Las botas rechinaron en el suelo cuando los hombres rebulleron, apoyando el peso ora en un pie, ora en otro. A ninguno le gustaba pensar que estaba indefenso ante un enemigo, pero bastantes habían estado con Ituralde y Shimron en los primeros compases de ese enfrentamiento para saber cómo era ese enemigo.

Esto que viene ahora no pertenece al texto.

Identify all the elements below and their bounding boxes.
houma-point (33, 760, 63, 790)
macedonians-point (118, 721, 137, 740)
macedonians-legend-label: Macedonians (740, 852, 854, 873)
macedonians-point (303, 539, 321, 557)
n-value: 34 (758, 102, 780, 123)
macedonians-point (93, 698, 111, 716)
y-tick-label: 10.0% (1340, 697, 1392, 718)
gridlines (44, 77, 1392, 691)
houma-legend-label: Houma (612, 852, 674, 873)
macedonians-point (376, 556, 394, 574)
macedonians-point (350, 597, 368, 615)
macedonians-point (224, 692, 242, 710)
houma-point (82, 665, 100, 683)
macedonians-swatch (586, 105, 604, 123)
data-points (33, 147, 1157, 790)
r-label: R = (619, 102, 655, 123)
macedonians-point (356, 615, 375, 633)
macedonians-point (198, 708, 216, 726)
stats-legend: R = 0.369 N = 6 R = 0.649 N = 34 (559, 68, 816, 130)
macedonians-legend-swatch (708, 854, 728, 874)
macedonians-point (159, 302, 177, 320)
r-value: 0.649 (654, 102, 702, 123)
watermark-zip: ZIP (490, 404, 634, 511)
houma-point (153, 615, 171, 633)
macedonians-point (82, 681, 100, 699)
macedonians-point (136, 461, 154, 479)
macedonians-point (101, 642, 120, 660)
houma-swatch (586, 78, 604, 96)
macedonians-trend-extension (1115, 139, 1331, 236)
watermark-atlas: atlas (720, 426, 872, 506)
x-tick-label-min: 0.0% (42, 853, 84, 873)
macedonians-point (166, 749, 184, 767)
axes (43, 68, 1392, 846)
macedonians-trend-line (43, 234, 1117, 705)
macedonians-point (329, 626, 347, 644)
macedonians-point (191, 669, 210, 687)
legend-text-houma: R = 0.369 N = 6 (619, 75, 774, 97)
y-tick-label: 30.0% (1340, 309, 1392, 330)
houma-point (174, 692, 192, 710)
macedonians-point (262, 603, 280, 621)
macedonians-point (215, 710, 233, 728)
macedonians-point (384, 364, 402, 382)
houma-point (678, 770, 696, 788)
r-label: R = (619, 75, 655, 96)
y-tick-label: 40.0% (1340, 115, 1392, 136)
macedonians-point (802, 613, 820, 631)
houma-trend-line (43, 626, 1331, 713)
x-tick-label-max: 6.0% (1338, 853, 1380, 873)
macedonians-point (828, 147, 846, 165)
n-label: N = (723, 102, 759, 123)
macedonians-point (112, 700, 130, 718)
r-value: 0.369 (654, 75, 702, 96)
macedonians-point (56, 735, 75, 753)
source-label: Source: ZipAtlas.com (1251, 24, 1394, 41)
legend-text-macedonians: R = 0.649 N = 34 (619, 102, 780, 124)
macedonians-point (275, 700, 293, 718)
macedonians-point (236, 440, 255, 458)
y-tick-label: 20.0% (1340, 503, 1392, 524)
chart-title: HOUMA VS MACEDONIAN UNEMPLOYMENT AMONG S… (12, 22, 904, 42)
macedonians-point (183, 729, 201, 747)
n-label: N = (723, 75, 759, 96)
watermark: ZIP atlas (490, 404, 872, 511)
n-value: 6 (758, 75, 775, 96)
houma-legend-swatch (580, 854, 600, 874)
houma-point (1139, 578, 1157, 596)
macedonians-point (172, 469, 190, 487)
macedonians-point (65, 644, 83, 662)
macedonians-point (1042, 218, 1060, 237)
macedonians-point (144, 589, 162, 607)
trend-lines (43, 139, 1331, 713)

—Se los puede rechazar, lord Shimron —contestó Ituralde—, aun con sus… pequeñas sorpresas. —Un modo extraño de calificar a la tierra estallando bajo los pies, y a exploradores que montaban lo que parecían Engendros de la Sombra, pero no sólo tenía que aparentar seguridad: también debía actuar y hablar en consecuencia. Además, cuando se sabe lo que el enemigo puede hacer, uno se adapta. Eso había sido una parte esencial en el arte de la guerra antes de que apareciesen los seanchan. La oscuridad reducía las ventajas de los seanchan, al igual que las tormentas, y una Zahorí siempre podía pronosticar cuándo se avecinaba una—. Un hombre sensato deja de mordisquear cuando llega al hueso —siguió—; pero, hasta ahora, los seanchan han cortado la carne en lonchas finas antes de llevársela a la boca. Me propongo echarles un pernil duro para que muerdan. Lo que es más, tengo un plan para que muerdan tan rápido que se rompan los dientes en el hueso antes de que hayan arrancado un bocado de carne. Bien. Yo he dado mi palabra. ¿Lo haréis vosotros?

Le costó mucho no contener la respiración. Todos los hombres parecían absortos en sí mismos. Podía verlos rumiando. El Lobo tenía un plan. Los seanchan habían encadenado Aes Sedai y volaban en bestias y sólo la Luz sabía qué más. Pero el Lobo tenía un plan. Los seanchan. El Lobo.

—Si hay un hombre que sea capaz de derrotarlos, sois vos, lord Ituralde —dijo finalmente Shimron—. Yo doy mi palabra.

—¡Y yo! —gritó Rajabi—. ¡Los rechazaremos y los haremos volver a través del océano hasta allí de donde proceden!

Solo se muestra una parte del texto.